The Kenya Human Rights Commission (KHRC) has called for the immediate termination of the Hustler Fund, warning that the flagship Bottom‑Up Economic initiative has failed those it aimed to serve. In a scathing new report titled “Failing the Hustlers”, KHRC asserts that the programme is fundamentally flawed and beyond reform.
Launched by the government in November 2022, the Fund was intended to provide credit to low-income Kenyans overlooked by traditional lenders. However, according to KHRC, it has “locked borrowers into a debt cycle” rather than empowering them economically. Beaching out small loans with a mandatory savings deduction and a punitive 14-day repayment window, the fund has led to default rates as high as 68.3%—meaning the state loses roughly KSh 340 of every KSh 500 loaned.
The report also highlights chronic governance and transparency issues: the Fund was launched without a legally mandated oversight board, internal audit trails were absent, and the Auditor‑General was unable to conduct a full review due to missing documentation.(Kenya Human Rights Commission (KHRC))

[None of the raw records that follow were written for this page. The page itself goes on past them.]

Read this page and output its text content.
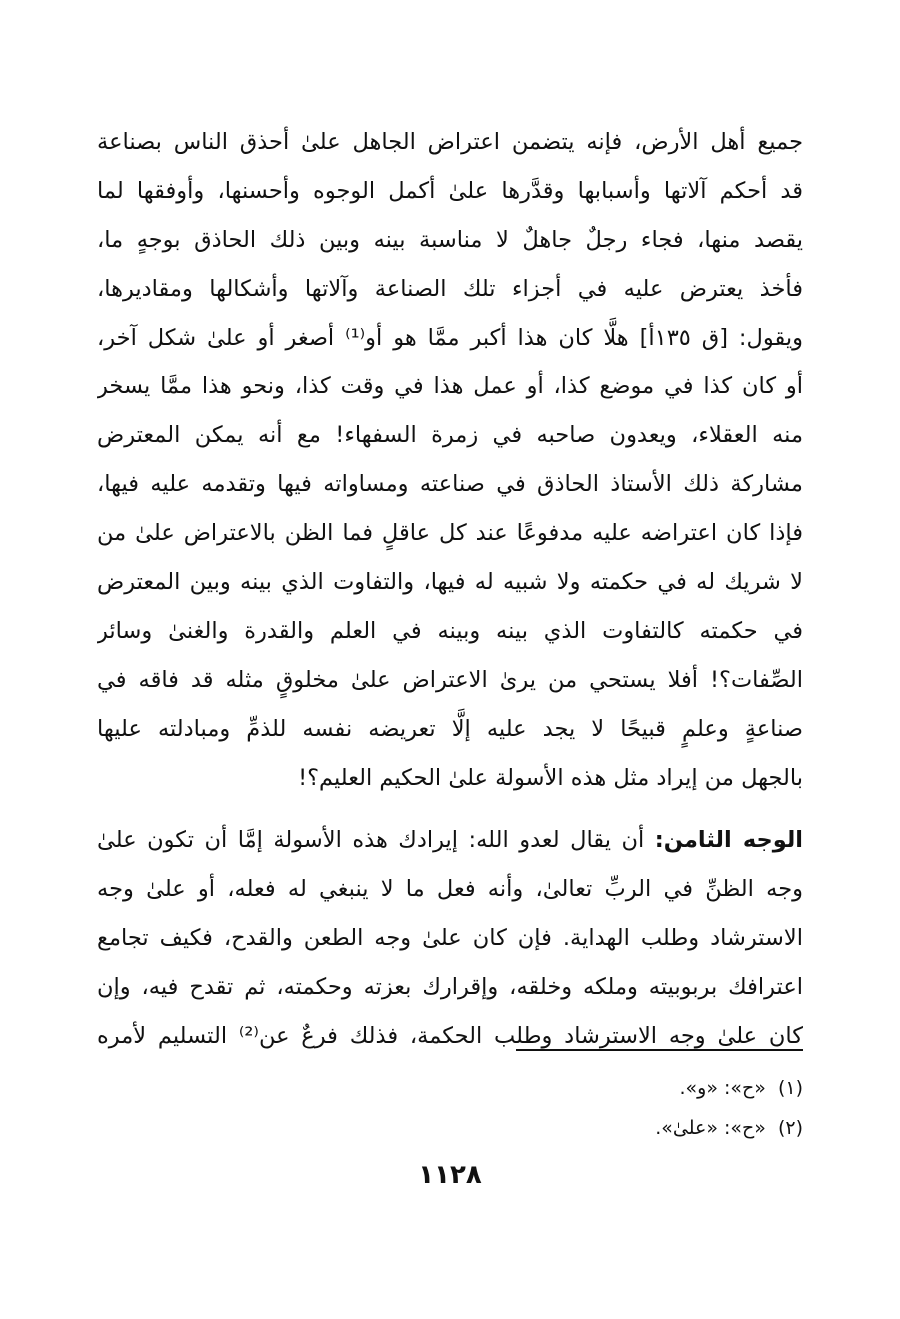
جميع أهل الأرض، فإنه يتضمن اعتراض الجاهل علىٰ أحذق الناس بصناعة
قد أحكم آلاتها وأسبابها وقدَّرها علىٰ أكمل الوجوه وأحسنها، وأوفقها لما
يقصد منها، فجاء رجلٌ جاهلٌ لا مناسبة بينه وبين ذلك الحاذق بوجهٍ ما،
فأخذ يعترض عليه في أجزاء تلك الصناعة وآلاتها وأشكالها ومقاديرها،
ويقول: [ق ١٣٥أ] هلَّا كان هذا أكبر ممَّا هو أو⁽¹⁾ أصغر أو علىٰ شكل آخر،
أو كان كذا في موضع كذا، أو عمل هذا في وقت كذا، ونحو هذا ممَّا يسخر
منه العقلاء، ويعدون صاحبه في زمرة السفهاء! مع أنه يمكن المعترض
مشاركة ذلك الأستاذ الحاذق في صناعته ومساواته فيها وتقدمه عليه فيها،
فإذا كان اعتراضه عليه مدفوعًا عند كل عاقلٍ فما الظن بالاعتراض علىٰ من
لا شريك له في حكمته ولا شبيه له فيها، والتفاوت الذي بينه وبين المعترض
في حكمته كالتفاوت الذي بينه وبينه في العلم والقدرة والغنىٰ وسائر
الصِّفات؟! أفلا يستحي من يرىٰ الاعتراض علىٰ مخلوقٍ مثله قد فاقه في
صناعةٍ وعلمٍ قبيحًا لا يجد عليه إلَّا تعريضه نفسه للذمِّ ومبادلته عليها
بالجهل من إيراد مثل هذه الأسولة علىٰ الحكيم العليم؟!
الوجه الثامن: أن يقال لعدو الله: إيرادك هذه الأسولة إمَّا أن تكون علىٰ
وجه الظنِّ في الربِّ تعالىٰ، وأنه فعل ما لا ينبغي له فعله، أو علىٰ وجه
الاسترشاد وطلب الهداية. فإن كان علىٰ وجه الطعن والقدح، فكيف تجامع
اعترافك بربوبيته وملكه وخلقه، وإقرارك بعزته وحكمته، ثم تقدح فيه، وإن
كان علىٰ وجه الاسترشاد وطلب الحكمة، فذلك فرعٌ عن⁽²⁾ التسليم لأمره
(١)«ح»: «و».
(٢)«ح»: «علىٰ».
١١٢٨
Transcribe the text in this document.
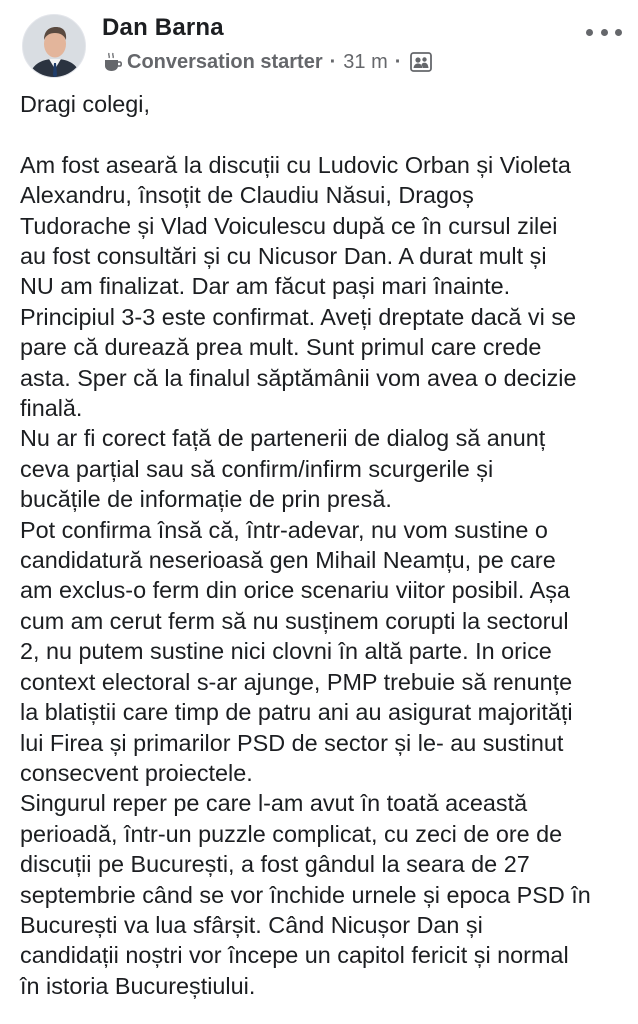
Dan Barna
Conversation starter · 31 m ·

Dragi colegi,

Am fost aseară la discuții cu Ludovic Orban și Violeta
Alexandru, însoțit de Claudiu Năsui, Dragoș
Tudorache și Vlad Voiculescu după ce în cursul zilei
au fost consultări și cu Nicusor Dan. A durat mult și
NU am finalizat. Dar am făcut pași mari înainte.
Principiul 3-3 este confirmat. Aveți dreptate dacă vi se
pare că durează prea mult. Sunt primul care crede
asta. Sper că la finalul săptămânii vom avea o decizie
finală.

Nu ar fi corect față de partenerii de dialog să anunț
ceva parțial sau să confirm/infirm scurgerile și
bucățile de informație de prin presă.

Pot confirma însă că, într-adevar, nu vom sustine o
candidatură neserioasă gen Mihail Neamțu, pe care
am exclus-o ferm din orice scenariu viitor posibil. Așa
cum am cerut ferm să nu susținem corupti la sectorul
2, nu putem sustine nici clovni în altă parte. In orice
context electoral s-ar ajunge, PMP trebuie să renunțe
la blatiștii care timp de patru ani au asigurat majorități
lui Firea și primarilor PSD de sector și le- au sustinut
consecvent proiectele.

Singurul reper pe care l-am avut în toată această
perioadă, într-un puzzle complicat, cu zeci de ore de
discuții pe București, a fost gândul la seara de 27
septembrie când se vor închide urnele și epoca PSD în
București va lua sfârșit. Când Nicușor Dan și
candidații noștri vor începe un capitol fericit și normal
în istoria Bucureștiului.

KHRC concludes that these structural and financial weaknesses cannot be remedied through piecemeal tweaks. Instead, the Fund must be abolished entirely. “Quick money has become dead money,” the commission states.
Government Pushes Back
Reacting swiftly, the Ministry of Cooperatives & MSMEs, led by CS Wycliffe Oparanya, rejected KHRC’s findings as biased and politically motivated. Oparanya accused the report of relying on outdated early data—specifically from the first month of operation—to generalize its conclusions. He also criticized the KHRC for failing to consult ministry officials or the Fund’s management before publishing.
In defence of the Fund, the government clarified that only KSh 14 billion has been injected—not the KSh 50 billion figure cited by critics—and that over 26 million Kenyans have accessed credit. By contrast, more than 9 million borrowers are now eligible for higher-tier “Bridge” loans, and over 5 million have maintained good repayment records.
Oparanya also defended the Fund’s average daily disbursement of KSh 68 million and highlighted its role in building a behavioral credit-scoring system that could improve financial inclusion across the country.